Do some disadvantages come with a hidden upside?
Malcolm Gladwell, popular author of books like “Outliers” and the recent “David and Goliath,” thinks the answer is a resounding yes. In a conversation at the World Business Forum he discusses how “strategic disadvantages” such as a learning disability can be instrumental to your future success because they force you to adjust your learning strategies and work around obstacles from an early age.
Gladwell calls this phenomenon “compensation learning.” People who lack certain skills — for dyslexics, the ability to read easily — make up for the weakness in other, often more important, areas.
As an example, Gladwell describes how the best dyslexic compensation learners cope from a young age: If
you can’t complete your first-grade reading assignment, you get a friend to do it for you. That’s delegating. When your teacher chides you for not turning in a paper you talk your way out of the jam. That’s communication. As you continue through school, you assemble a group of people who like you and are willing to help you out. That’s leadership. And each time another hurdle comes your way, you problem-solve around it.

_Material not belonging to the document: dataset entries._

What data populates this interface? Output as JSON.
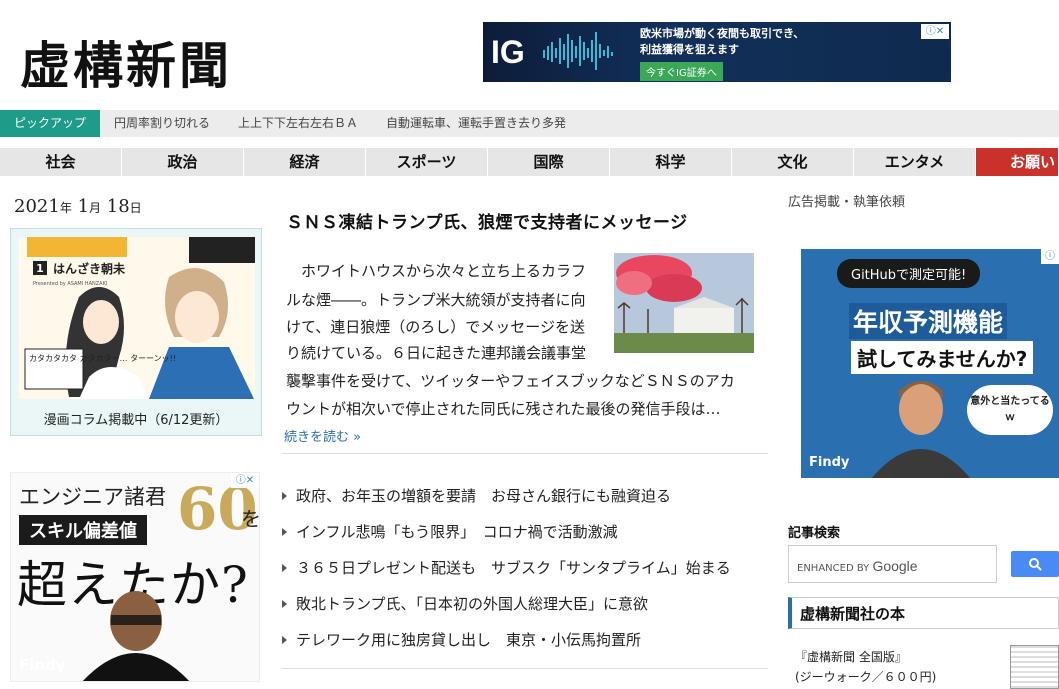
{
  "header": {
    "logo": "虚構新聞",
    "ad": {
      "brand": "IG",
      "line1": "欧米市場が動く夜間も取引でき、",
      "line2": "利益獲得を狙えます",
      "cta": "今すぐIG証券へ",
      "adchoice": "ⓘ✕"
    }
  },
  "pickup": {
    "label": "ピックアップ",
    "items": [
      "円周率割り切れる",
      "上上下下左右左右ＢＡ",
      "自動運転車、運転手置き去り多発"
    ]
  },
  "nav": {
    "tabs": [
      "社会",
      "政治",
      "経済",
      "スポーツ",
      "国際",
      "科学",
      "文化",
      "エンタメ",
      "お願い"
    ]
  },
  "left": {
    "date_year": "2021",
    "date_y": "年",
    "date_month": "1",
    "date_m": "月",
    "date_day": "18",
    "date_d": "日",
    "manga_caption": "漫画コラム掲載中（6/12更新）",
    "manga_title_number": "1",
    "manga_author": "はんざき朝未",
    "manga_author_en": "Presented by ASAMI HANZAKI",
    "manga_speech": "カタカタカタ カタカター… ターーンッ!!",
    "ad": {
      "line1": "エンジニア諸君",
      "line2": "スキル偏差値",
      "number": "60",
      "wo": "を",
      "line3": "超えたか?",
      "brand": "Findy",
      "adchoice": "ⓘ✕"
    }
  },
  "article": {
    "headline": "ＳＮＳ凍結トランプ氏、狼煙で支持者にメッセージ",
    "lines": [
      "　ホワイトハウスから次々と立ち上るカラフ",
      "ルな煙――。トランプ米大統領が支持者に向",
      "けて、連日狼煙（のろし）でメッセージを送",
      "り続けている。６日に起きた連邦議会議事堂",
      "襲撃事件を受けて、ツイッターやフェイスブックなどＳＮＳのアカ",
      "ウントが相次いで停止された同氏に残された最後の発信手段は…"
    ],
    "readmore": "続きを読む »"
  },
  "news": [
    "政府、お年玉の増額を要請　お母さん銀行にも融資迫る",
    "インフル悲鳴「もう限界」　コロナ禍で活動激減",
    "３６５日プレゼント配送も　サブスク「サンタプライム」始まる",
    "敗北トランプ氏、「日本初の外国人総理大臣」に意欲",
    "テレワーク用に独房貸し出し　東京・小伝馬拘置所"
  ],
  "right": {
    "ad_link": "広告掲載・執筆依頼",
    "ad": {
      "bubble": "GitHubで測定可能!",
      "line1": "年収予測機能",
      "line2": "試してみませんか?",
      "side": "意外と当たってるｗ",
      "brand": "Findy",
      "adchoice": "ⓘ"
    },
    "search_title": "記事検索",
    "search_enhanced": "ENHANCED BY",
    "search_google": "Google",
    "book_section": "虚構新聞社の本",
    "book_name": "『虚構新聞 全国版』",
    "book_price": "(ジーウォーク／６００円)"
  },
  "colors": {
    "accent": "#1f9b8a",
    "nav_red": "#c8322a",
    "link": "#2a6fa8"
  }
}
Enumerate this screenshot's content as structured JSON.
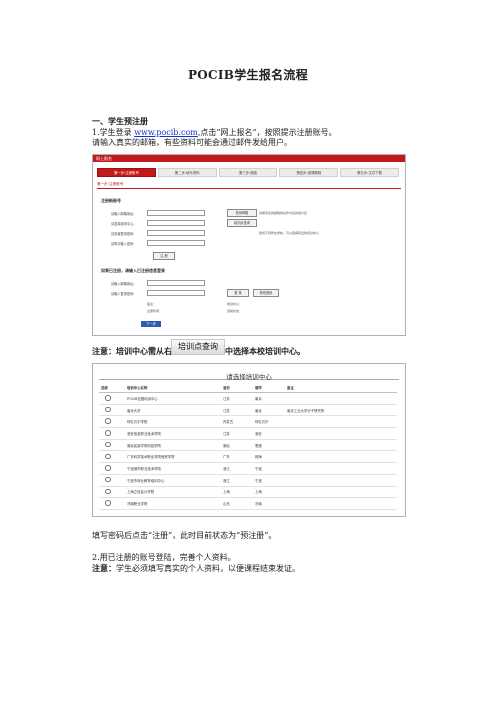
{
  "doc": {
    "title": "POCIB学生报名流程",
    "section1": "一、学生预注册",
    "step1_prefix": "1.学生登录 ",
    "step1_link": "www.pocib.com",
    "step1_suffix": ",点击“网上报名”，按照提示注册账号。",
    "step1_line2": "请输入真实的邮箱，有些资料可能会通过邮件发给用户。",
    "note1_a": "注意：培训中心需从右边",
    "note1_btn": "培训点查询",
    "note1_b": "中选择本校培训中心。",
    "para3": "填写密码后点击“注册”，此时目前状态为“预注册”。",
    "para4": "2.用已注册的账号登陆，完善个人资料。",
    "note2_label": "注意：",
    "note2_text": "学生必须填写真实的个人资料，以便课程结束发证。"
  },
  "screenshot1": {
    "header": "网上报名",
    "steps": [
      "第一步:注册账号",
      "第二步:填写资料",
      "第三步:缴费",
      "第四步:选课题程",
      "第五步:生存下载"
    ],
    "subtitle": "第一步:注册账号",
    "section_new": "注册新账号",
    "new_fields": [
      "请输入邮箱地址：",
      "请选择培训中心：",
      "请设置登录密码：",
      "请再次输入密码："
    ],
    "btn_check": "检测邮箱",
    "btn_query": "培训点查询",
    "btn_register": "注 册",
    "hint1": "请填写您的邮箱地址作为您的用户名",
    "hint2": "如找不到所在学校，可以选择就近的培训中心",
    "section_login": "如果已注册，请输入已注册信息登录",
    "login_fields": [
      "请输入邮箱地址：",
      "请输入登录密码："
    ],
    "btn_login": "登 录",
    "btn_change": "修改密码",
    "status_labels": [
      "备注：",
      "注册时间："
    ],
    "status_values": [
      "培训中心：",
      "目前状态："
    ],
    "btn_next": "下一步"
  },
  "screenshot2": {
    "title": "请选择培训中心",
    "columns": [
      "选择",
      "培训中心名称",
      "省份",
      "城市",
      "备注"
    ],
    "rows": [
      [
        "POCIB全国培训中心",
        "江苏",
        "南京",
        ""
      ],
      [
        "南京大学",
        "江苏",
        "南京",
        "南京工业大学分子研究所"
      ],
      [
        "呼伦贝尔学院",
        "内蒙古",
        "呼伦贝尔",
        ""
      ],
      [
        "淮安信息职业技术学院",
        "江苏",
        "淮安",
        ""
      ],
      [
        "湖北民族学院科技学院",
        "湖北",
        "恩施",
        ""
      ],
      [
        "广东科学技术职业学院商贸学院",
        "广东",
        "珠海",
        ""
      ],
      [
        "宁波城市职业技术学院",
        "浙江",
        "宁波",
        ""
      ],
      [
        "宁波市商业教育培训中心",
        "浙江",
        "宁波",
        ""
      ],
      [
        "上海立信会计学院",
        "上海",
        "上海",
        ""
      ],
      [
        "济南职业学院",
        "山东",
        "济南",
        ""
      ]
    ]
  }
}
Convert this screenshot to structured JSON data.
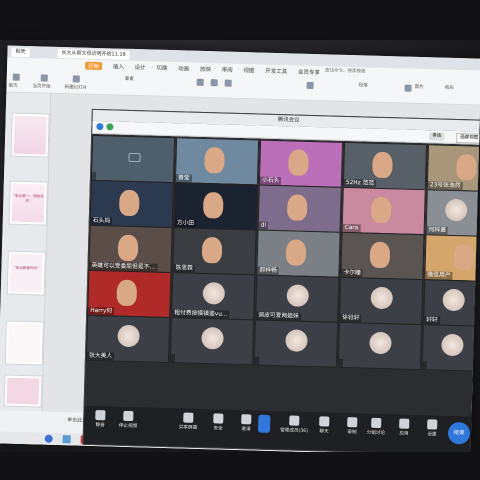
{
  "wps": {
    "tabs": [
      "稻壳",
      "长大从帮文母访明开始11.18"
    ],
    "menu": [
      "开始",
      "插入",
      "设计",
      "切换",
      "动画",
      "放映",
      "审阅",
      "视图",
      "开发工具",
      "会员专享"
    ],
    "search_text": "查找命令、搜索模板",
    "toolbar_labels": [
      "版式",
      "当页开始",
      "新建幻灯片",
      "重置",
      "段落",
      "图片",
      "填充"
    ],
    "status_text": "单击此处添加备注",
    "thumbnail_texts": [
      "“安全第一，预防在先”",
      "“安全教育知识”"
    ]
  },
  "meeting": {
    "title": "腾讯会议",
    "speaking_badge": "讲话",
    "view_label": "画廊视图",
    "participants": [
      [
        "",
        "善莹",
        "小石头",
        "52Hz 范范",
        "23号张浩然"
      ],
      [
        "石头妈",
        "方小田",
        "dl",
        "Cara",
        "何梓墨"
      ],
      [
        "英雄可以受委屈但是不...",
        "陈思霖",
        "郝梓畅",
        "卡尔瞳",
        "微信用户"
      ],
      [
        "Harry何",
        "粗付费按摸镇鉴vu...",
        "调皮可爱两姐妹",
        "徐钰轩",
        "轩轩"
      ],
      [
        "张大美人",
        "",
        "",
        "",
        ""
      ]
    ],
    "controls": [
      "静音",
      "停止视频",
      "共享屏幕",
      "安全",
      "邀请",
      "管理成员(36)",
      "聊天",
      "录制",
      "分组讨论",
      "应用",
      "设置"
    ],
    "leave_label": "结束"
  },
  "colors": {
    "meeting_bg": "#2c2d31",
    "accent": "#2f78d9",
    "wps_orange": "#f19a38"
  }
}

“So you take this group of people, this small group of successful compensators, and they emerge out of high school or college if they get that far, and they want to start a business, and they have been practicing the four skills that are absolutely essential for entrepreneurship,” Gladwell explains. “Delegation, leadership, oral communication, problem solving. They’ve taken a graduate level course in the four most important traits by virtue of the fact that life dealt them one of its most grievous disadvantages.”
One person who did just this is Richard Branson. The now billionaire founder of the Virgin Group dropped out of school when he was 16, after struggling in class and being called lazy by his teachers. But out in the real world, the skills that had previously held him back helped him flourish.
“My dyslexia guided the way we communicated with customers,” Branson reflected. “When we launched a new company, I made sure that I was shown the ads and marketing materials… If I could grasp it quickly, then it passed muster.”
Roughly one in five people are thought to be affected by dyslexia, and Gladwell says some estimates say 33% of American entrepreneurs have it or a similar disability. Charles Schwab, Ted Turner, and Paul Orfalea are others on a long list of business titans that credit their learning disabilities as a factor in their eventual success.
“The definition of a strategic disadvantage is that it is selective; it’s not overwhelming,” Gladwell says. “It allows you to learn without being defeated.”
He thinks that knowing how to walk the line between a strategic disadvantage and an unbeatable setback is the hallmark of a natural leader.
“If I had to define one of the traits of a great leader,” he continues, “it’s that they have an understanding, intuitive or otherwise, of where that line is between the overwhelming obstacle and the useful obstacle.”